Maurice Charbonneau ne comprend pas pourquoi le comité a utilisé la preuve documentaire pour critiquer les procédures de l’institution financière. « Tu réussis à produire un jugement de 10 pages sur un dossier non contesté, en citant de la jurisprudence... Mais quel travail inutile! »

Quant à la sanction, l’avocat estime que la jurisprudence soumise par la partie plaignante n’est pas pertinente. « Le vrai débat sur la sanction doit être fait en analysant plein de choses. Dans des jugements par défaut, le débat n’est pas fait, le travail de caractérisation des éléments n’est pas fait en profondeur. On a un embryon d’analyse, et ça n’a aucune forme d’autorité pour la suite des choses. On ne crée pas un précédent avec cela, ce n’est pas sérieux », dit-il.

Le mal est déjà fait

De manière générale, Maurice Charbonneau reproche au comité de discipline la longueur de ses délibérations, le manque de rigueur dans la détermination de la sanction et le caractère inéquitable de la procédure pour le représentant visé, quelle que soit les infractions reprochées.

« Quand il est question d’une période de radiation, qu’elle dure un mois ou un an, ça n’a aucune importance, l’intimé a déjà tout perdu », dit-il. Dès le moment où l’enquête menée par le bureau du syndic entraine une audience disciplinaire, souvent, le représentant est tenu de confier sa clientèle à un autre collègue du cabinet ou de l’institution financière. Il doit prévenir tous ses clients de la procédure menée contre lui. La plupart du temps, il perd soit son emploi, soit les commissions, qui sont l’essentiel de ses revenus. « Le plus grand des dégâts, dans plusieurs dossiers, ce n’est pas la sanction, mais les délais avant que la décision ne soit rendue », note Maurice Charbonneau.

Il insiste sur l’importance d’un réel débat contradictoire entre les parties qui appuient le comité dans la détermination de la sanction. Il nous a fait suivre des décisions dans lesquelles cette discussion sur les critères d’appréciation de la sanction a permis au comité de discipline de la Chambre d’établir des sanctions nuancées, en s’inspirant notamment des lignes directrices de la Cour d’appel dans CSF c. Murphy. Peu importe la longueur de la radiation, elle entraine généralement la fermeture du bureau et de l’entreprise du représentant, fait-il observer.

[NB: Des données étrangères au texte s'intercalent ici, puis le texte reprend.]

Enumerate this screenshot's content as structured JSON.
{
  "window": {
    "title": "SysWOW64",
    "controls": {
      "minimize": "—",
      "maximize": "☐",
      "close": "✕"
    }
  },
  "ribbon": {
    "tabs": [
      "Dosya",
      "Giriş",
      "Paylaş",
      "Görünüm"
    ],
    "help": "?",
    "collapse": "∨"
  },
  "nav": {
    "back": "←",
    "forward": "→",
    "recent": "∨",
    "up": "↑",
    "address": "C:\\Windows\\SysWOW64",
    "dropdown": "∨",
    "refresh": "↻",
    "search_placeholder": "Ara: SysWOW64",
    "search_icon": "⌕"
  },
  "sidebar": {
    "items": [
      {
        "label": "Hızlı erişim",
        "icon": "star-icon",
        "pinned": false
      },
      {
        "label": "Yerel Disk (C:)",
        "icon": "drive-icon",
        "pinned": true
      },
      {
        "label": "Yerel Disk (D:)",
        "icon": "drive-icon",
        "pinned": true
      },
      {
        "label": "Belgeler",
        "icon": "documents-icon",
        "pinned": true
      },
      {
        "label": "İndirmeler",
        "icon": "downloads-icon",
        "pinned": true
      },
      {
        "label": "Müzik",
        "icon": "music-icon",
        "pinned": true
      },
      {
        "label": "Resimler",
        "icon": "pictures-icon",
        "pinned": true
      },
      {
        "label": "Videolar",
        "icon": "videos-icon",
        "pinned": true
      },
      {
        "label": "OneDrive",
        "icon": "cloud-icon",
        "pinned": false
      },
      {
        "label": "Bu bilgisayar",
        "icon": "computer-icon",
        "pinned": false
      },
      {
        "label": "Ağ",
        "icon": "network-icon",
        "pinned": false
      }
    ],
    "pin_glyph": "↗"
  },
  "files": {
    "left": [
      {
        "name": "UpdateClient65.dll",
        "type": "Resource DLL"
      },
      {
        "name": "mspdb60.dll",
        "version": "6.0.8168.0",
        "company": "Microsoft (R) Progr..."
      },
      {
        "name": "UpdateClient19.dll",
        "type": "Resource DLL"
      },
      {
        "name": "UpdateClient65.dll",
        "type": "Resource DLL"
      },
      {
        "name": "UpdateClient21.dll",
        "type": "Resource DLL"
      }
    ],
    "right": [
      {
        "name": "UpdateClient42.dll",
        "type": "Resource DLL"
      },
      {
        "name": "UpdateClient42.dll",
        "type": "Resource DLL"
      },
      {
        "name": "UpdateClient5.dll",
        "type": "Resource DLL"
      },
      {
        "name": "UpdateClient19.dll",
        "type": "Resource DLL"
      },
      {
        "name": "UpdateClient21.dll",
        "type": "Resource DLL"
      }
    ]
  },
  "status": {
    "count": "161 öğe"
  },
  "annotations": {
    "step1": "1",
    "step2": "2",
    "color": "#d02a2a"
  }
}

L’une de ces décisions concerne l’un de ses clients, Gennaro Natale. Ce conseiller a été trouvé coupable en mars 2012 sous neuf chefs d’accusation. En janvier 2013, il a été condamné à la radiation temporaire pour six mois sur chacun des neuf chefs. Il avait fait souscrire à ses clients un placement alors qu’il n’y était pas autorisé en vertu de sa certification. La décision sur la sanction est d’ailleurs plus longue que celle portant sur la culpabilité. À cette étape, des assureurs sont venus parler des impacts de l’enquête sur les revenus du conseiller, souligne-t-il.